Наконец мы выходим на террасу, где останавливаемся на пару минут, рассматривая газон между высокими деревьями. Воздух холодный, но, оказавшись на солнце, мы быстро потеем. Режиссер снимает очки, вытирает глаза запястьем, чешет за ухом и оглядывается по сторонам, прежде чем снова наполнить легкие и нырнуть в очаг страха. В следующий раз он останавливается на кухне.
– Дом на меня действует почти удушающе, – говорит он, когда я его нагоняю. – И это очень странно, потому что я все время думаю о маме.
Мы поднимаемся по ступенькам и оказываемся в большой угловатой гостиной, обставленной современной мебелью из светло-коричневой кожи, с черной каминной пристройкой у стены, которую сделала еще его мама.
– Газобетон, – усмехается он. – И конечно, ее непременно нужно было сделать шестиугольной, из-за чего ее практически невозможно вписать в меблировку. Но как же, это же архитектор нарисовал. Паркет положил уже я, она бы это никогда не сделала. При ней тут был бетонный пол, выкрашенный в серый цвет. Вещи ведь не должны выдавать себя за что-то, чем они не являются.
Так считала его мама. И то же самое, почти слово в слово, говорит жена режиссера, Бенте, о своем муже. Он ненавидит, когда что-то старается выдать себя за то, чем оно не является. Это касается чего угодно: домов, еды, одежды.

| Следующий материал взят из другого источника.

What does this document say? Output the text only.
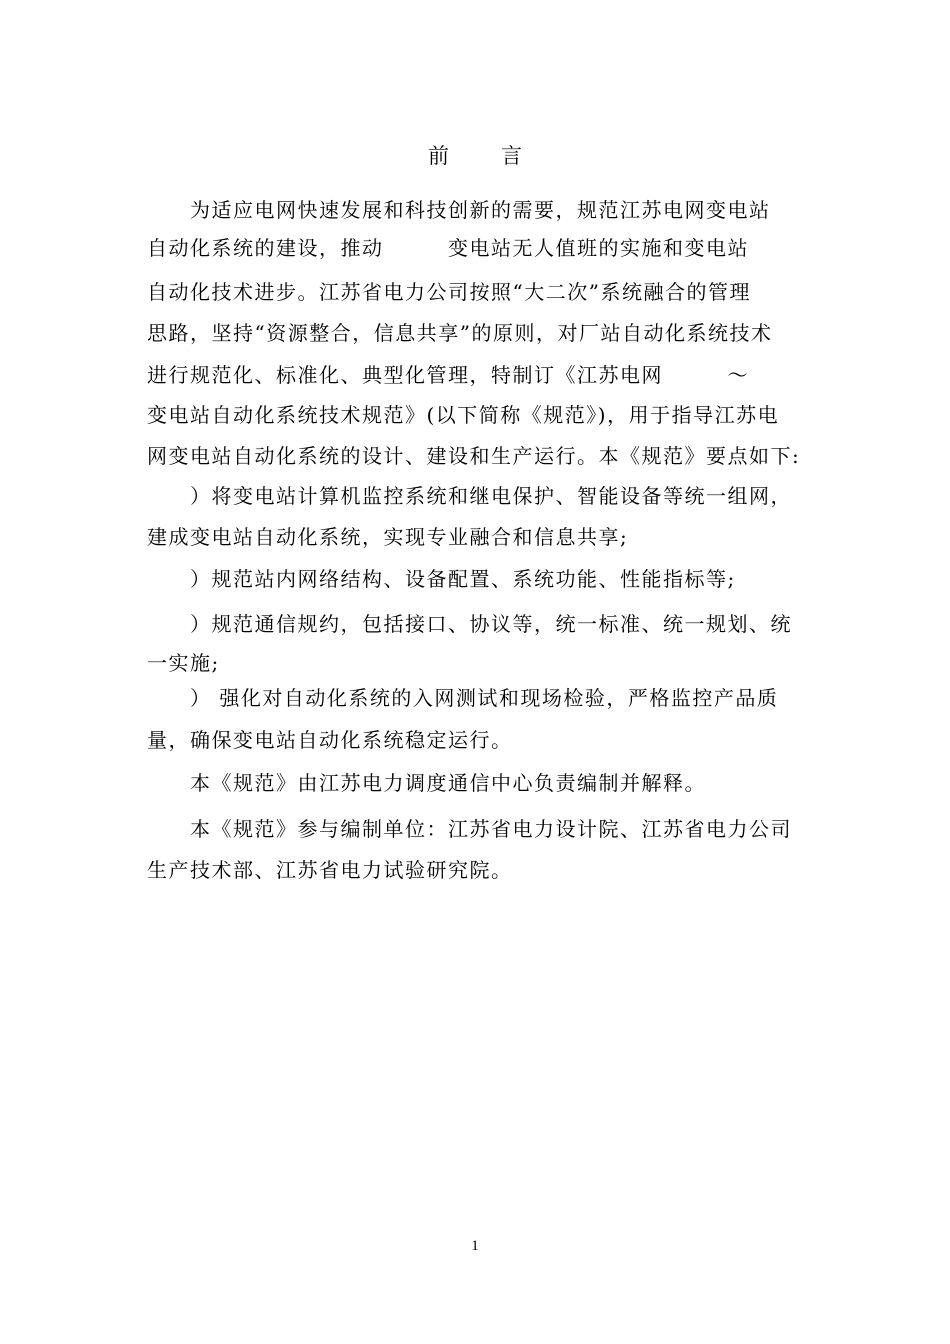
前 言
　　为适应电网快速发展和科技创新的需要，规范江苏电网变电站
自动化系统的建设，推动　　　变电站无人值班的实施和变电站
自动化技术进步。江苏省电力公司按照“大二次”系统融合的管理
思路，坚持“资源整合，信息共享”的原则，对厂站自动化系统技术
进行规范化、标准化、典型化管理，特制订《江苏电网　　　～
变电站自动化系统技术规范》(以下简称《规范》)，用于指导江苏电
网变电站自动化系统的设计、建设和生产运行。本《规范》要点如下:
　　）将变电站计算机监控系统和继电保护、智能设备等统一组网，
建成变电站自动化系统，实现专业融合和信息共享;
　　）规范站内网络结构、设备配置、系统功能、性能指标等;
　　）规范通信规约，包括接口、协议等，统一标准、统一规划、统
一实施;
　　） 强化对自动化系统的入网测试和现场检验，严格监控产品质
量，确保变电站自动化系统稳定运行。
　　本《规范》由江苏电力调度通信中心负责编制并解释。
　　本《规范》参与编制单位：江苏省电力设计院、江苏省电力公司
生产技术部、江苏省电力试验研究院。
1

Он терпеть не может, когда она пытается украсить мир вокруг них, и даже перестал смотреть документальные фильмы о животных, потому что узнал, что сцены со львами и землеройками на самом деле постановочные и склеены между собой, хотя подается это все так, как будто камера следит за будничными аутентичными драмами одного и того же животного.
Об этот-то бетонный пол около шестиугольной пристройки сын и разбил после смерти матери все ее запасы фарфора, давая выход злости и разочарованию.
– Это было просто невероятное ощущение, – говорит он. – Мы должны были убрать в гостиной, и в процессе уборки я расколотил весь фарфор. Там были всякие дикие уродливые безделушки. Мама экономила больше, чем следовало бы, так что все тарелки в конце концов оказались разрозненными, из разных сервизов, и меня это страшно бесило. Весь этот фарфоровый хлам как будто олицетворял мою маму. А еще она всегда выставляла цветы в горшках на улицу, чтобы они, как она выражалась, умерли естественной смертью. Замерзли, – смеется он. – У нее просто духу не хватало вырвать и выкинуть цветок. Ну оно и понятно, это, конечно, нелегко.